Tonight, while on the phone, once again I had a calf cramp. And once again I was able to get the cramp calmed down. My first thought was that I had sat too much today. Maybe so, except the first two were while I was standing. Next, I thought of my cast. It is definitely tighter to my leg than the first splint was. Guess I’ll wait to see if I have more of these and maybe return to the doctor’s office to see about an adjustment.
Today was Sunday, the day following the muscle cramps. Today, my foot decided to itch. If there is a choice, I would definitely rather have an itch than a cramp, but can I just have neither? Constance, in putting the cast on told me nothing goes inside the cast; no hangars, rulers, fingers, etc., to scratch an itch. If there was a persistent itch, I was to take Benadryl. Which may be fine for most folks, but the times in the past that I’ve taken Benadryl meant that I would be sleeping for the day. Benadryl runs my metabolism down to next to nothing. I already have super low blood pressure. Put the two together and what happens is wholesale sleep. So I didn’t take Benadryl. Fortunately, my wife fixed breakfast which took my mind off the itching and it went away.
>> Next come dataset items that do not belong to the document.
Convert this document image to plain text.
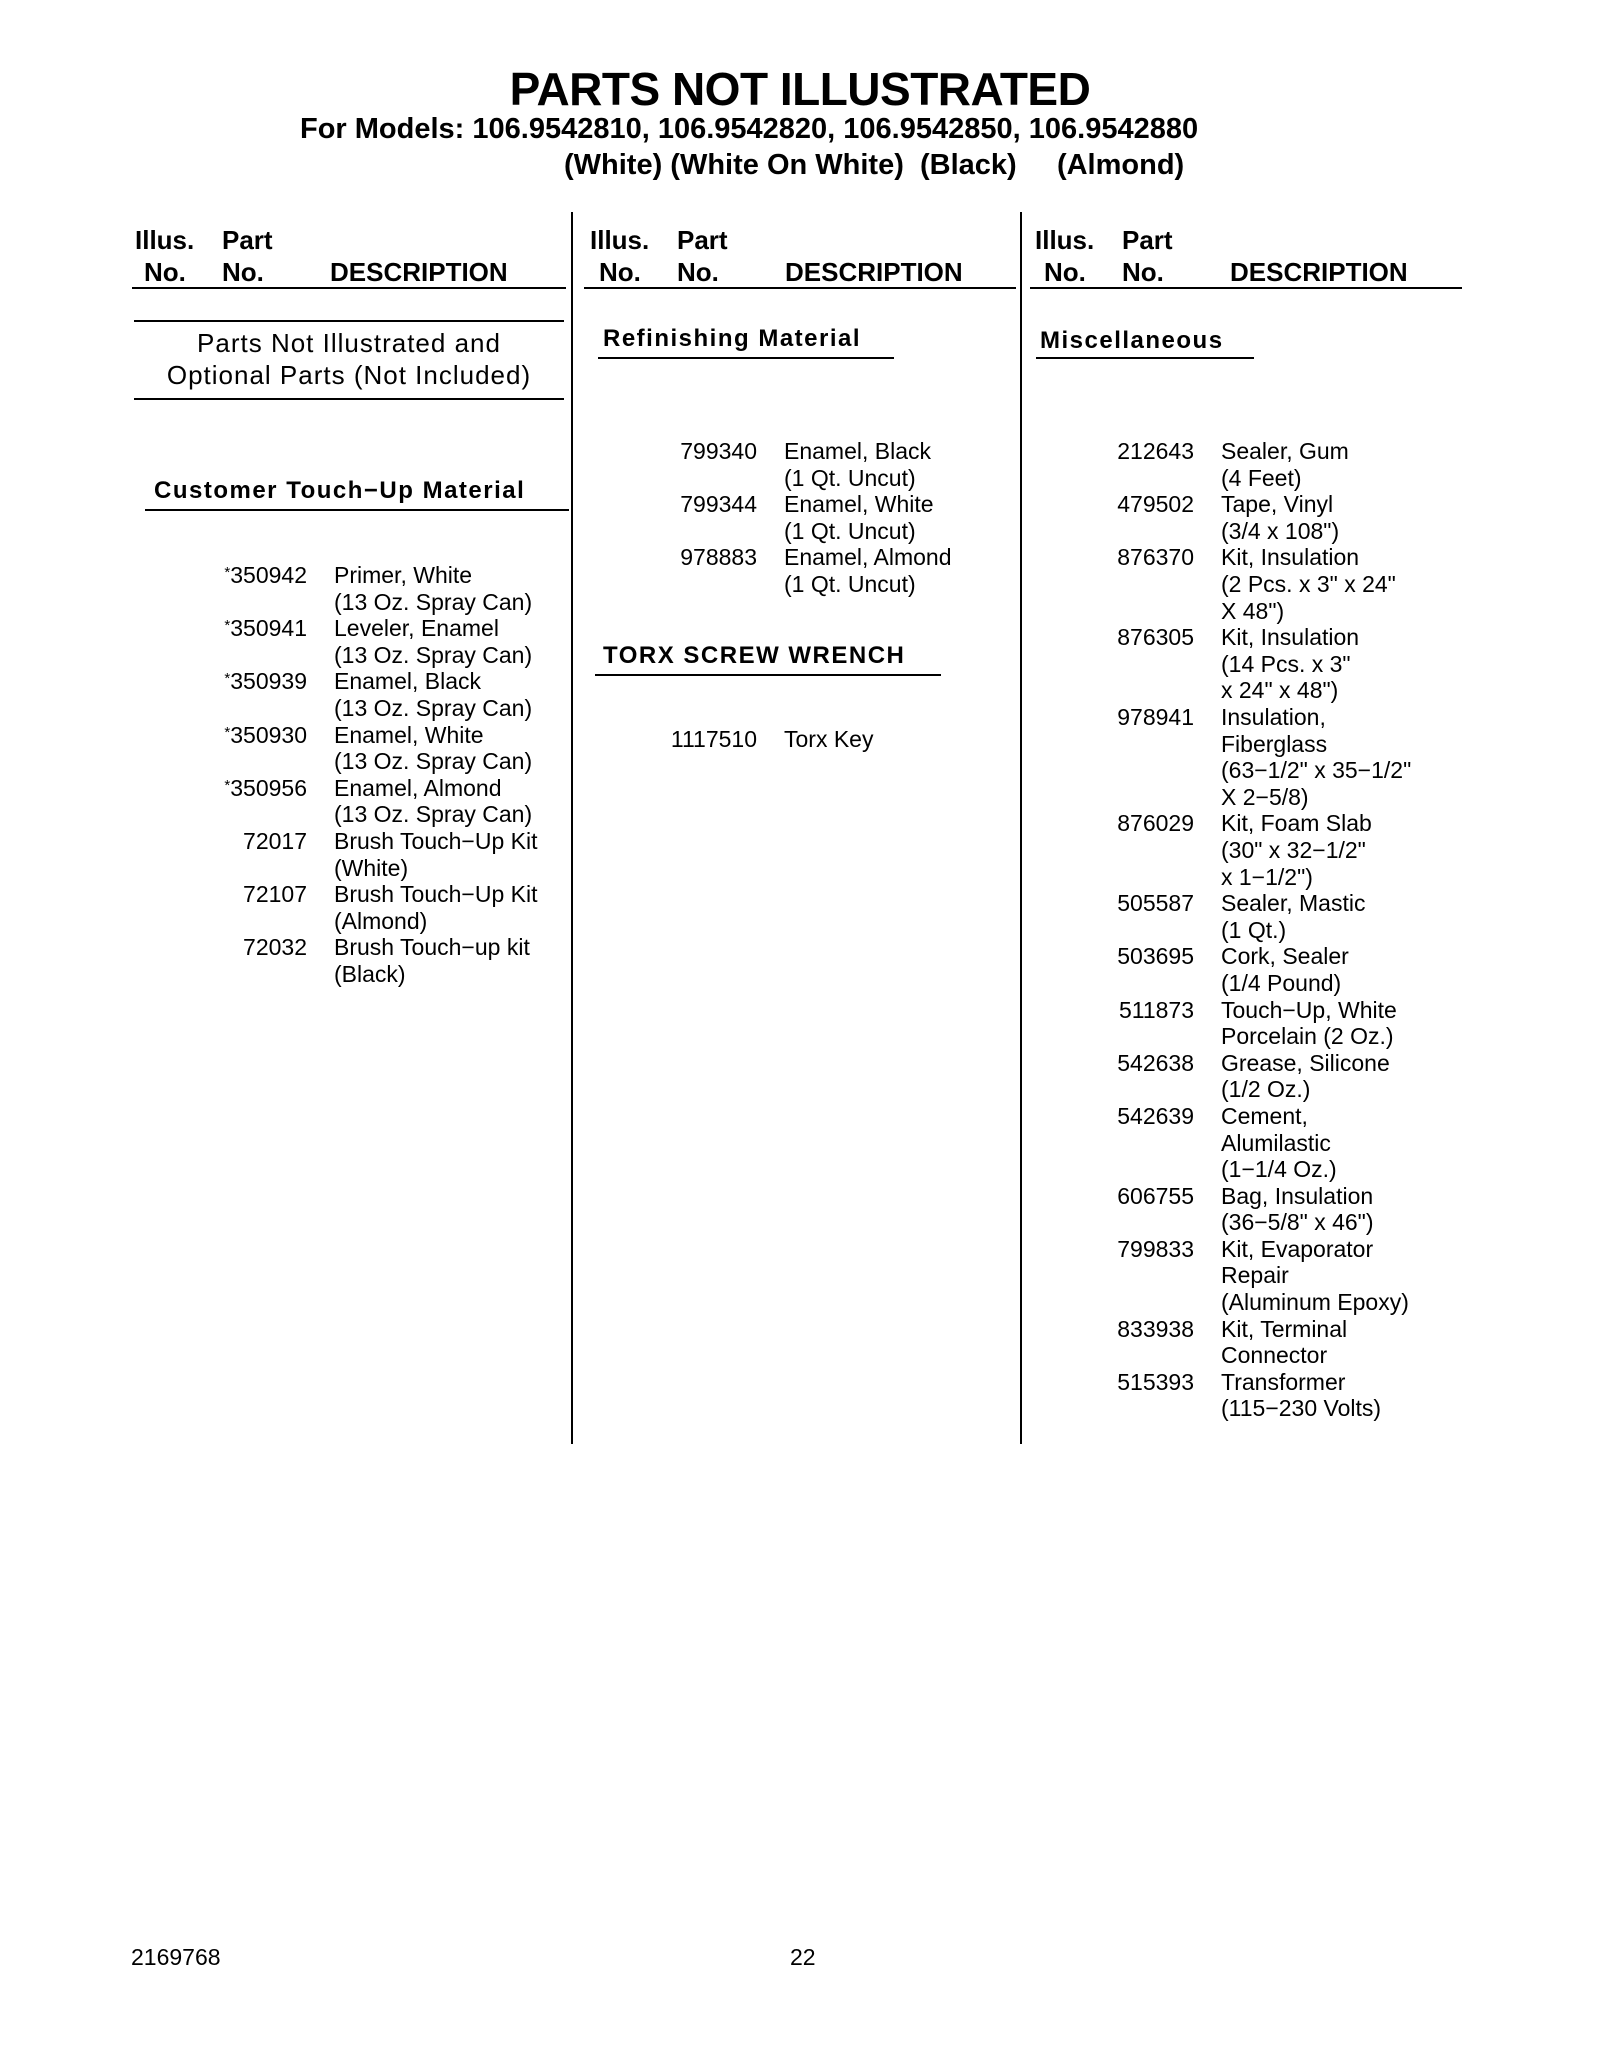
PARTS NOT ILLUSTRATED
For Models: 106.9542810, 106.9542820, 106.9542850, 106.9542880
(White) (White On White)  (Black)     (Almond)
Illus. Part
No. No.	DESCRIPTION
Illus. Part
No. No.	DESCRIPTION
Illus. Part
No. No.	DESCRIPTION
Parts Not Illustrated and
Optional Parts (Not Included)
Customer Touch−Up Material
*350942 Primer, White
(13 Oz. Spray Can)
*350941 Leveler, Enamel
(13 Oz. Spray Can)
*350939 Enamel, Black
(13 Oz. Spray Can)
*350930 Enamel, White
(13 Oz. Spray Can)
*350956 Enamel, Almond
(13 Oz. Spray Can)
72017 Brush Touch−Up Kit
(White)
72107 Brush Touch−Up Kit
(Almond)
72032 Brush Touch−up kit
(Black)
Refinishing Material
799340 Enamel, Black
(1 Qt. Uncut)
799344 Enamel, White
(1 Qt. Uncut)
978883 Enamel, Almond
(1 Qt. Uncut)
TORX SCREW WRENCH
1117510 Torx Key
Miscellaneous
212643 Sealer, Gum
(4 Feet)
479502 Tape, Vinyl
(3/4 x 108")
876370 Kit, Insulation
(2 Pcs. x 3" x 24"
X 48")
876305 Kit, Insulation
(14 Pcs. x 3"
x 24" x 48")
978941 Insulation,
Fiberglass
(63−1/2" x 35−1/2"
X 2−5/8)
876029 Kit, Foam Slab
(30" x 32−1/2"
x 1−1/2")
505587 Sealer, Mastic
(1 Qt.)
503695 Cork, Sealer
(1/4 Pound)
511873 Touch−Up, White
Porcelain (2 Oz.)
542638 Grease, Silicone
(1/2 Oz.)
542639 Cement,
Alumilastic
(1−1/4 Oz.)
606755 Bag, Insulation
(36−5/8" x 46")
799833 Kit, Evaporator
Repair
(Aluminum Epoxy)
833938 Kit, Terminal
Connector
515393 Transformer
(115−230 Volts)
2169768	22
Now we are in Monday, January 27th. Woke up to foot itching today. I bounced my foot around in the bed, but that was a futile attempt to stop the itching. I refuse to take Benadryl. Already said why. I would probably be asleep within 30 minutes after taking it. So I set about finding a way to – not itch. How to do that? I tried relaxation. It may be that I was too wide awake after having had a good night’s sleep. My body may not feel any good reason to return to the relaxation close to sleep. So, next thing, let’s be duplicitous. Let’s make the body believe there is itching somewhere else, scratch there and see what happens. I deliberately told my brain, out loud, that I had an itch on my neck. Next thing that happened was my neck had a small itch. Lying to my own brain. So I scratched the neck itch. PRESTO!!! It worked!! No itch in the cast!!! Since that moment, I have had no further itch inside my cast. It’s good to try an experiment that works.
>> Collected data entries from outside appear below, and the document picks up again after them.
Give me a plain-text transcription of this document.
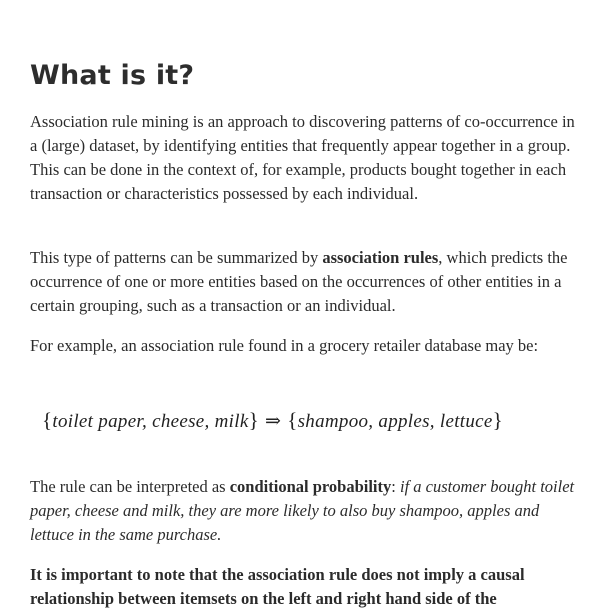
What is it?

Association rule mining is an approach to discovering patterns of co-occurrence in a (large) dataset, by identifying entities that frequently appear together in a group. This can be done in the context of, for example, products bought together in each transaction or characteristics possessed by each individual.

This type of patterns can be summarized by association rules, which predicts the occurrence of one or more entities based on the occurrences of other entities in a certain grouping, such as a transaction or an individual.

For example, an association rule found in a grocery retailer database may be:

{toilet paper, cheese, milk} ⇒ {shampoo, apples, lettuce}

The rule can be interpreted as conditional probability: if a customer bought toilet paper, cheese and milk, they are more likely to also buy shampoo, apples and lettuce in the same purchase.

It is important to note that the association rule does not imply a causal relationship between itemsets on the left and right hand side of the
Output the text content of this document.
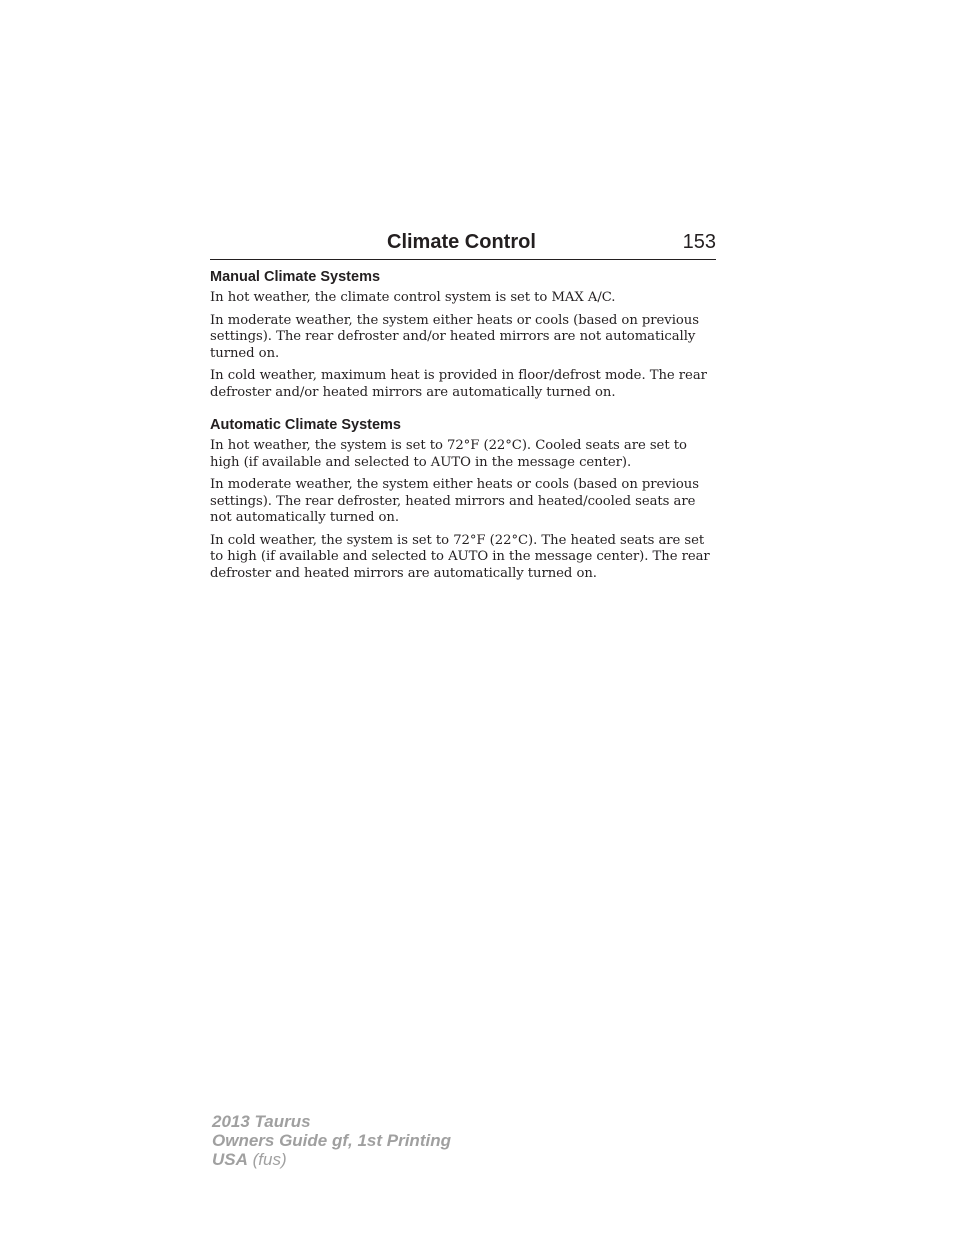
Climate Control	153
Manual Climate Systems

In hot weather, the climate control system is set to MAX A/C.

In moderate weather, the system either heats or cools (based on previous settings). The rear defroster and/or heated mirrors are not automatically turned on.

In cold weather, maximum heat is provided in floor/defrost mode. The rear defroster and/or heated mirrors are automatically turned on.

Automatic Climate Systems

In hot weather, the system is set to 72°F (22°C). Cooled seats are set to high (if available and selected to AUTO in the message center).

In moderate weather, the system either heats or cools (based on previous settings). The rear defroster, heated mirrors and heated/cooled seats are not automatically turned on.

In cold weather, the system is set to 72°F (22°C). The heated seats are set to high (if available and selected to AUTO in the message center). The rear defroster and heated mirrors are automatically turned on.

2013 Taurus
Owners Guide gf, 1st Printing
USA (fus)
What next – Well, when my cast was installed by Nurse Constance, she stated, unequivocally that this cast was a non-weight bearing cast. I didn’t realize until after I left the doctor’s office how hard the cast was. So I’ve been testing the cast since I had it. I find that I can twist my leg, and though my ankle has a small ache, there is no large pain as with my splint. I have also found that I can stand on two feet, although I can’t place weight to speak of on the cast, I can place my foot to touch the ground just for balance until I get my crutch or cart in the right place to work or ride someplace. I also find that even with a no weight bearing order, I can also put my cast down, for balance, and hustle over-top of the cast, while it’s on the ground, to get my full weight down, like to a chair or cart. So even though non-weight bearing, the cast is still useful for balance in my moving endeavors.
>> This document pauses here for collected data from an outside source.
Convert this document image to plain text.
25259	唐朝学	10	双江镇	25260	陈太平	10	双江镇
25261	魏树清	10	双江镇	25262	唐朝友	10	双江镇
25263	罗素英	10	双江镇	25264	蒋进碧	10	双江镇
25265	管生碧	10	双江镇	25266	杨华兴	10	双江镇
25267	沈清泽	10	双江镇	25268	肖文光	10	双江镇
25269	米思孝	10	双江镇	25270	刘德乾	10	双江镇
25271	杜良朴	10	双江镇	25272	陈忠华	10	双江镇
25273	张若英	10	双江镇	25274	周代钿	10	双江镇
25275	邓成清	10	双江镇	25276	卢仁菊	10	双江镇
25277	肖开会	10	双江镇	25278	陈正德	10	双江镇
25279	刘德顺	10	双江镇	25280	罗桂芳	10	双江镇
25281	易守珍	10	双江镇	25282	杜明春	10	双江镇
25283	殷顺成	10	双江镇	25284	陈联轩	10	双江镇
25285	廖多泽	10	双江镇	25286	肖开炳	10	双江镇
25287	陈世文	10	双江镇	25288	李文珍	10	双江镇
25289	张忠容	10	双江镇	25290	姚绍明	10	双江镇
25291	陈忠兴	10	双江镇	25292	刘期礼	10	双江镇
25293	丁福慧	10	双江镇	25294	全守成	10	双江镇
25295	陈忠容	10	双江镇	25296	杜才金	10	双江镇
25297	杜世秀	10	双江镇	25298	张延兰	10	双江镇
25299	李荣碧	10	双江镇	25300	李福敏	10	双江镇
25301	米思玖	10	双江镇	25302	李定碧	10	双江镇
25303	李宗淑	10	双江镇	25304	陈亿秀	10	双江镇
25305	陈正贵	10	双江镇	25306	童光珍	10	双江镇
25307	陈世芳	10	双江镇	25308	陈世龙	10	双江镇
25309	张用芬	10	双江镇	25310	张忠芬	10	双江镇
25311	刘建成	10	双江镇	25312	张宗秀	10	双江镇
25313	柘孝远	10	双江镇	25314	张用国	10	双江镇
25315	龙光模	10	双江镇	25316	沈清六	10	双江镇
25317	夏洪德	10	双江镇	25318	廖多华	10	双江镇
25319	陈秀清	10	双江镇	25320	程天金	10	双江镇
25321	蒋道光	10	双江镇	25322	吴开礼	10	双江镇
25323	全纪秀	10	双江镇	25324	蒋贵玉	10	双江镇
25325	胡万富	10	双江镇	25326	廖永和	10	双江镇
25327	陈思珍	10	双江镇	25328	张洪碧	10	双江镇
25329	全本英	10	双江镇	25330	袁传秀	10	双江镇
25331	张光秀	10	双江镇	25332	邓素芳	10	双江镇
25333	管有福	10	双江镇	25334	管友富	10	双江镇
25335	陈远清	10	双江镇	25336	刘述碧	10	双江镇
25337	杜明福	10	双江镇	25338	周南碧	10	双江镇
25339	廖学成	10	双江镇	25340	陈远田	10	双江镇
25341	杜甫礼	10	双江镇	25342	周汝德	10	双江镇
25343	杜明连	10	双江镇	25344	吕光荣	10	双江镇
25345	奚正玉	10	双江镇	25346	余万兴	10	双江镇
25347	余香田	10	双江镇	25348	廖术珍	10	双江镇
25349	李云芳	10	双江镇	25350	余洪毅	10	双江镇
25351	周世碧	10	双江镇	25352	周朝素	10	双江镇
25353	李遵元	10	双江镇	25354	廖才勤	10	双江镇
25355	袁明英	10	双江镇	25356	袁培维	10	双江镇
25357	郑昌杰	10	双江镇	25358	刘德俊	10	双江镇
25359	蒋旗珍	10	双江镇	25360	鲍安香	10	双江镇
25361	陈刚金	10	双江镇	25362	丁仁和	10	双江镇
We live in a multi-floor house. Since this surgery we have been sleeping on the first floor, not the second as usual. We bought a little sofa that folds out to a bed and placed it in our enclosed porch. It’s a very comfortable little place. I might say, except for the cast, it’s more comfortable than my regular bed. A little lower than my regular bed but the alternate good thing is that I don’t have to stand in order to get in the bed. Standing being a bit difficult at this particular time.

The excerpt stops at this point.